Marketing And Sales Alignment: Mystical Or Methodical?
CMOs need to be willing to release any fixed definitions of our profession and be comfortable with shared revenue accountability.
Where does marketing end and sales begin?
Leaders struggle to resolve this age-old dilemma. In spite of our unlimited access to customer data, many marketing leaders have not kept pace with emerging buying preferences and behaviors and cannot clearly explain their measurable contributions to their buying experiences.
I found some answers when I recently attended a session led by a seasoned sales sorcerer, Neil Rackham. Rackham pioneered the consultative selling methodology and made his bestseller, “SPIN Selling,” a household term in the late 1980s. He has earned numerous lifetime achievement awards and advised nearly 50 of the Fortune 500 leadership teams on sales effectiveness. Much to my delight, he is channeling his energies into his first work of fiction: “A Telling of Stones.” His upcoming book will explore the medieval and mystical meanings behind hagstones (aka adder stones).
Some ancient soothsayers believed that when peering through hagstone holes, people with poor vision could improve their sight. Rackham’s new book is the perfect metaphor for how marketing needs new tools to gain new perspectives, focus, and insight into the sales function. Data is just one piece of that puzzle. Wisdom—a more intuitive and “mystical” ingredient—is just as important.

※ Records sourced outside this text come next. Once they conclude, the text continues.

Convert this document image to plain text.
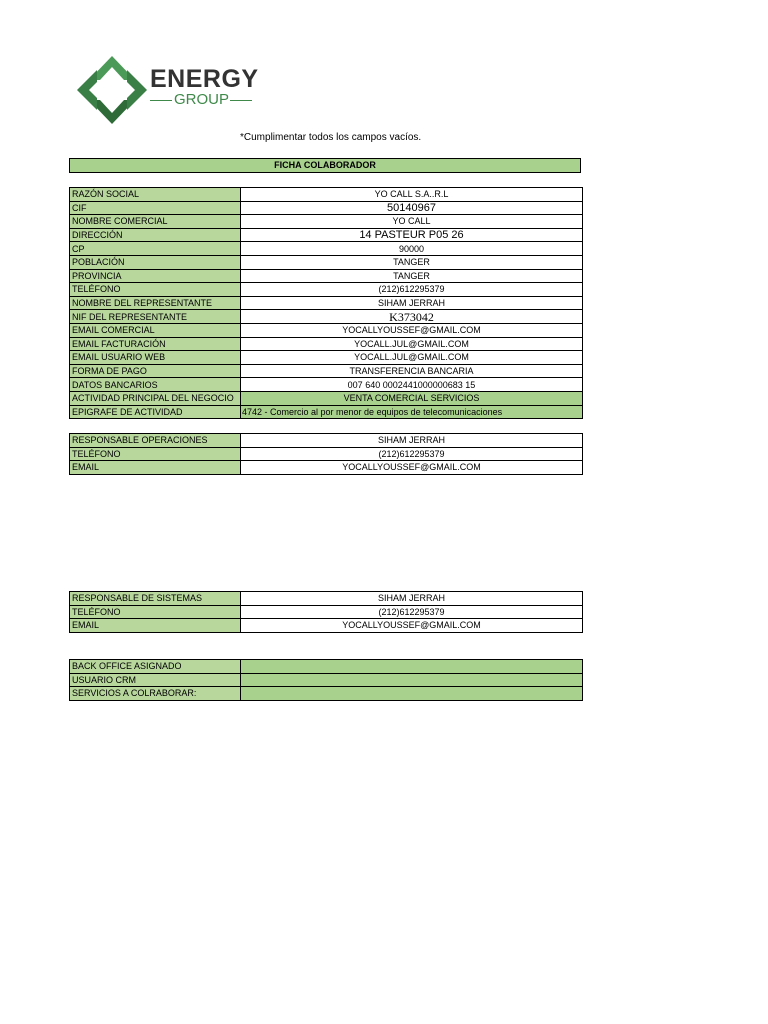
ENERGY
GROUP
*Cumplimentar todos los campos vacíos.
FICHA COLABORADOR
RAZÓN SOCIAL	YO CALL S.A..R.L
CIF	50140967
NOMBRE COMERCIAL	YO CALL
DIRECCIÓN	14 PASTEUR P05 26
CP	90000
POBLACIÓN	TANGER
PROVINCIA	TANGER
TELÉFONO	(212)612295379
NOMBRE DEL REPRESENTANTE	SIHAM JERRAH
NIF DEL REPRESENTANTE	K373042
EMAIL COMERCIAL	YOCALLYOUSSEF@GMAIL.COM
EMAIL FACTURACIÓN	YOCALL.JUL@GMAIL.COM
EMAIL USUARIO WEB	YOCALL.JUL@GMAIL.COM
FORMA DE PAGO	TRANSFERENCIA BANCARIA
DATOS BANCARIOS	007 640 0002441000000683 15
ACTIVIDAD PRINCIPAL DEL NEGOCIO	VENTA COMERCIAL SERVICIOS
EPIGRAFE DE ACTIVIDAD	4742 - Comercio al por menor de equipos de telecomunicaciones
RESPONSABLE OPERACIONES	SIHAM JERRAH
TELÉFONO	(212)612295379
EMAIL	YOCALLYOUSSEF@GMAIL.COM
RESPONSABLE DE SISTEMAS	SIHAM JERRAH
TELÉFONO	(212)612295379
EMAIL	YOCALLYOUSSEF@GMAIL.COM
BACK OFFICE ASIGNADO	
USUARIO CRM	
SERVICIOS A COLRABORAR:	
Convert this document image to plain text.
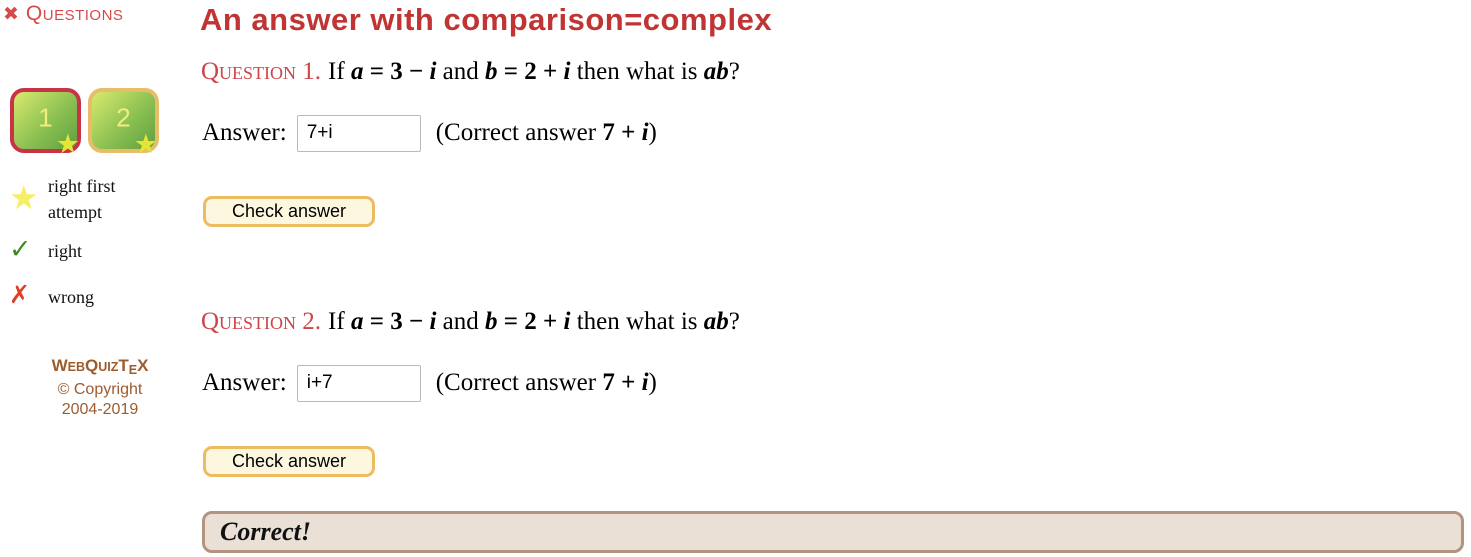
✖ Questions
1
★
2
★
★ right first attempt
✓ right
✗ wrong
WEBQUIZTEX
© Copyright
2004-2019
An answer with comparison=complex
Question 1. If a = 3 − i and b = 2 + i then what is ab?
Answer:
7+i	(Correct answer 7 + i)
Check answer
Question 2. If a = 3 − i and b = 2 + i then what is ab?
Answer:
i+7	(Correct answer 7 + i)
Check answer
Correct!
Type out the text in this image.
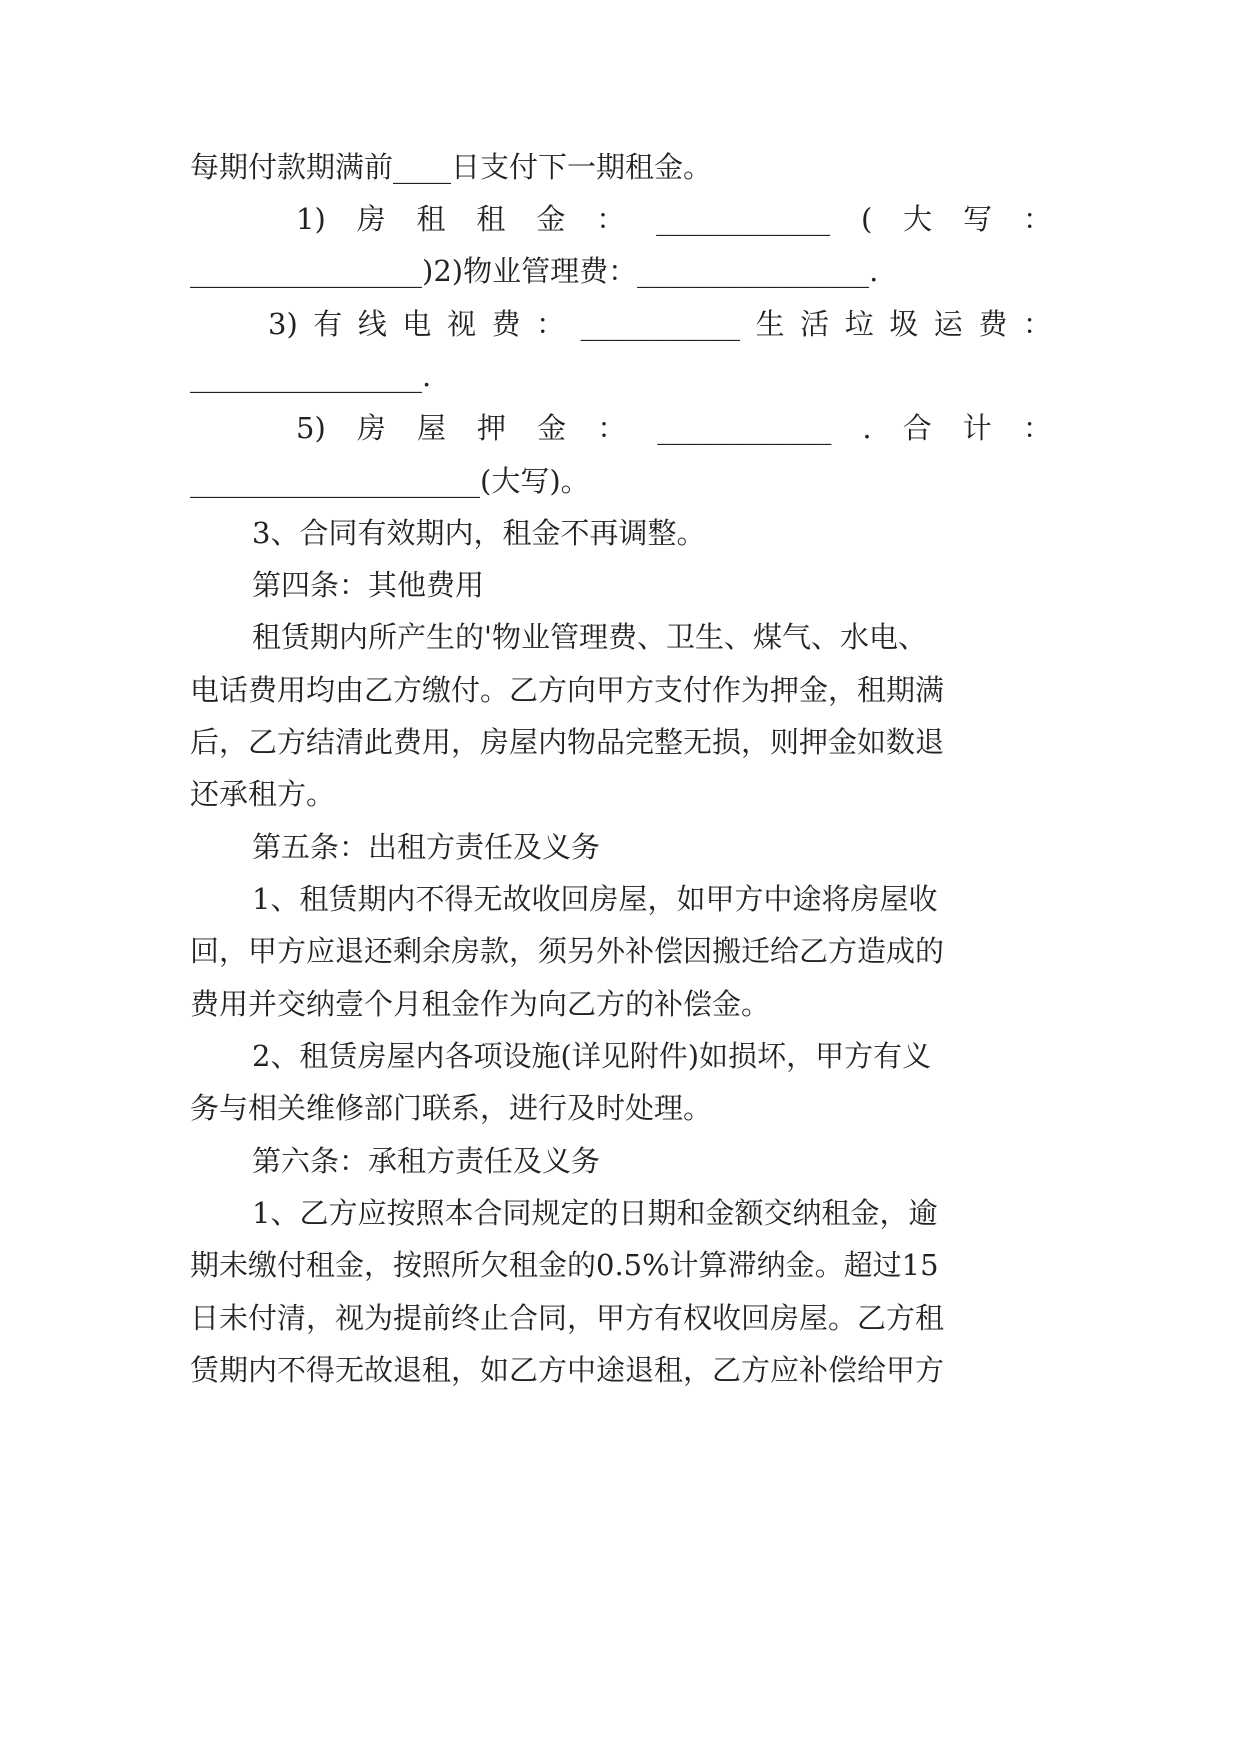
每期付款期满前____日支付下一期租金。
1) 房 租 租 金 ： ____________ ( 大 写 ：
________________)2)物业管理费：________________.
3) 有 线 电 视 费 ： ___________ 生 活 垃 圾 运 费 ：
________________.
5) 房 屋 押 金 ： ____________ . 合 计 ：
____________________(大写)。
3、合同有效期内，租金不再调整。
第四条：其他费用
租赁期内所产生的'物业管理费、卫生、煤气、水电、
电话费用均由乙方缴付。乙方向甲方支付作为押金，租期满
后，乙方结清此费用，房屋内物品完整无损，则押金如数退
还承租方。
第五条：出租方责任及义务
1、租赁期内不得无故收回房屋，如甲方中途将房屋收
回，甲方应退还剩余房款，须另外补偿因搬迁给乙方造成的
费用并交纳壹个月租金作为向乙方的补偿金。
2、租赁房屋内各项设施(详见附件)如损坏，甲方有义
务与相关维修部门联系，进行及时处理。
第六条：承租方责任及义务
1、乙方应按照本合同规定的日期和金额交纳租金，逾
期未缴付租金，按照所欠租金的0.5%计算滞纳金。超过15
日未付清，视为提前终止合同，甲方有权收回房屋。乙方租
赁期内不得无故退租，如乙方中途退租，乙方应补偿给甲方
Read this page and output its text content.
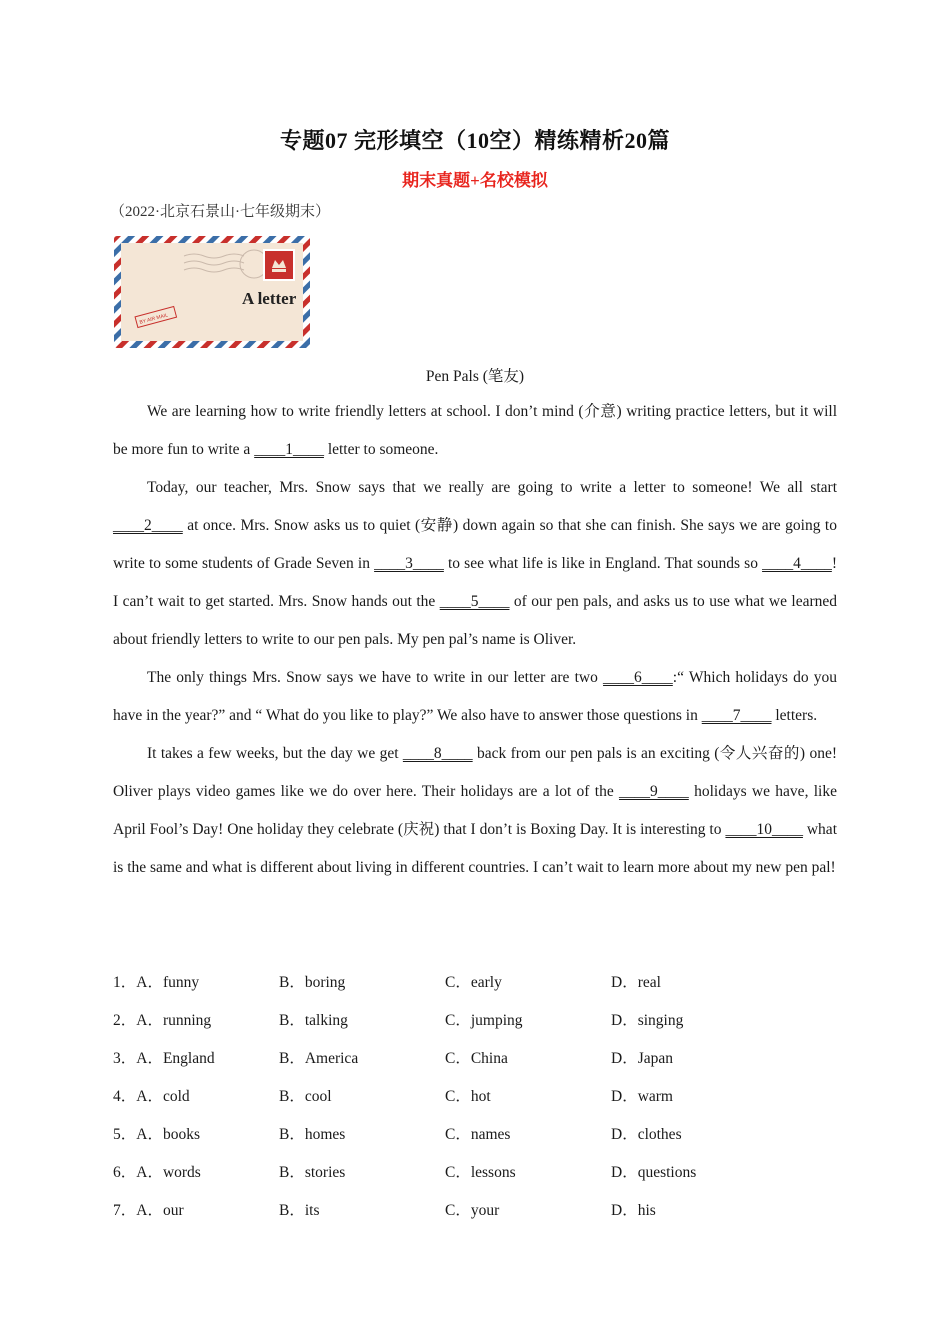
专题07 完形填空（10空）精练精析20篇
期末真题+名校模拟
（2022·北京石景山·七年级期末）
A letter
BY AIR MAIL
Pen Pals (笔友)

We are learning how to write friendly letters at school. I don’t mind (介意) writing practice letters, but it will be more fun to write a ____1____ letter to someone.

Today, our teacher, Mrs. Snow says that we really are going to write a letter to someone! We all start ____2____ at once. Mrs. Snow asks us to quiet (安静) down again so that she can finish. She says we are going to write to some students of Grade Seven in ____3____ to see what life is like in England. That sounds so ____4____! I can’t wait to get started. Mrs. Snow hands out the ____5____ of our pen pals, and asks us to use what we learned about friendly letters to write to our pen pals. My pen pal’s name is Oliver.

The only things Mrs. Snow says we have to write in our letter are two ____6____:“ Which holidays do you have in the year?” and “ What do you like to play?” We also have to answer those questions in ____7____ letters.

It takes a few weeks, but the day we get ____8____ back from our pen pals is an exciting (令人兴奋的) one! Oliver plays video games like we do over here. Their holidays are a lot of the ____9____ holidays we have, like April Fool’s Day! One holiday they celebrate (庆祝) that I don’t is Boxing Day. It is interesting to ____10____ what is the same and what is different about living in different countries. I can’t wait to learn more about my new pen pal!

1．A．funny	B．boring	C．early	D．real
2．A．running	B．talking	C．jumping	D．singing
3．A．England	B．America	C．China	D．Japan
4．A．cold	B．cool	C．hot	D．warm
5．A．books	B．homes	C．names	D．clothes
6．A．words	B．stories	C．lessons	D．questions
7．A．our	B．its	C．your	D．his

Yet few marketing leaders have capitalized on their inner wisdom, their own adder stone, to enhance the customer buying experience.
When I work with marketing leaders, they are usually facing one of several obstacles: They are drowning in too much data, lacking useful data on their prospects and customers to make informed decisions, or struggling with clear sales lead handoffs to sales. The logical solution is to invest in process maps, sales development, and marketing technology. Even under these conditions, I believe customer acquisition and retention strategies miss their true potential.
Rackham reminded us that “a great (consultative) sales team provides greater competitive advantage than a great product.” In other words, strong relationships are often the primary reason for winning big sales. That’s why today we should expect more blurred lines between the sales and marketing functions for consultative sales opportunities.
Sometimes a simple process change can reduce ambiguous handoffs between sales and marketing. Rackham cited Dow Corning’s success with allocating resources according to changing customer behaviors. For its Xiameter silicone product line, Dow discovered that customers no longer need valued sales advice or consultation after their fifth product reorder. That’s when they automatically transfer the selling function to marketing, which then handles it on a transactional level.
We can expect an ever-widening split between the transactional sale and the consultative sale. The convenience culture leaves organizations with no choice but to segment and personalize their high-potential, consultative sales opportunities and direct the transactional buyers to seamless, low-cost business models. In many cases, marketing should manage transactional business. After all, they are the experts in social media, web design, SEO, advertising, content strategy, and messaging. That’s one explanation for why we are seeing more and more business development representatives (or inside teleprospecting teams) assigned to the CMO’s organization.
Marketing leaders may also want to emulate Amazon’s 1-Click transactional business for online purchasing. Its platform lets us buy on our terms. We research product options and reviews on Amazon’s website, seldom using the Google search function. We lose patience for any online purchase transaction glitches or delays. What was life like prior to 1-Click shopping? I cannot recall.
Tying marketing’s performance to sales performance has accelerated within our private CMO communities. One of our members recently told me that 75% of the person’s annual bonus is contingent upon the company’s ability to meet quota and represents a whopping 50% of the person’s base pay. Another CMO’s team accounts for 40% of the company’s total annual revenues.
We have reached a period when sales and marketing functional definitions may no longer be relevant. Teams might form, disband, then reorganize around specific account and opportunity profiles as buyer needs shift. I see this as a tremendous opportunity for marketing. That means marketers can no longer recuse themselves from spending more direct time with customers. This has been a source of resistance with many marketers since I began my career.
CMOs need to be willing to release any fixed definitions of our profession and be comfortable with shared revenue accountability. They need to be ruthless with their time and reduce the number of high priorities on their plates. They should re-examine the talent needed to design a user-centric, transactional buying model. They need to participate in strategic account planning sessions and make more sales calls with account teams for large, strategic opportunities. Finally, they should team with sales to develop specific criteria that enable the high potential sales opportunities to receive on-demand design, presentation, and competitive analysis support.
The distinction between transactional selling and consultative selling isn’t a new concept. What has changed is that the impact marketing can have in every customer touch point has exploded—and we must accept living in a period of ambiguity for the betterment of our customers. Where will CMOs find their very own hagstone to allow the mystical and methodical to co-exist?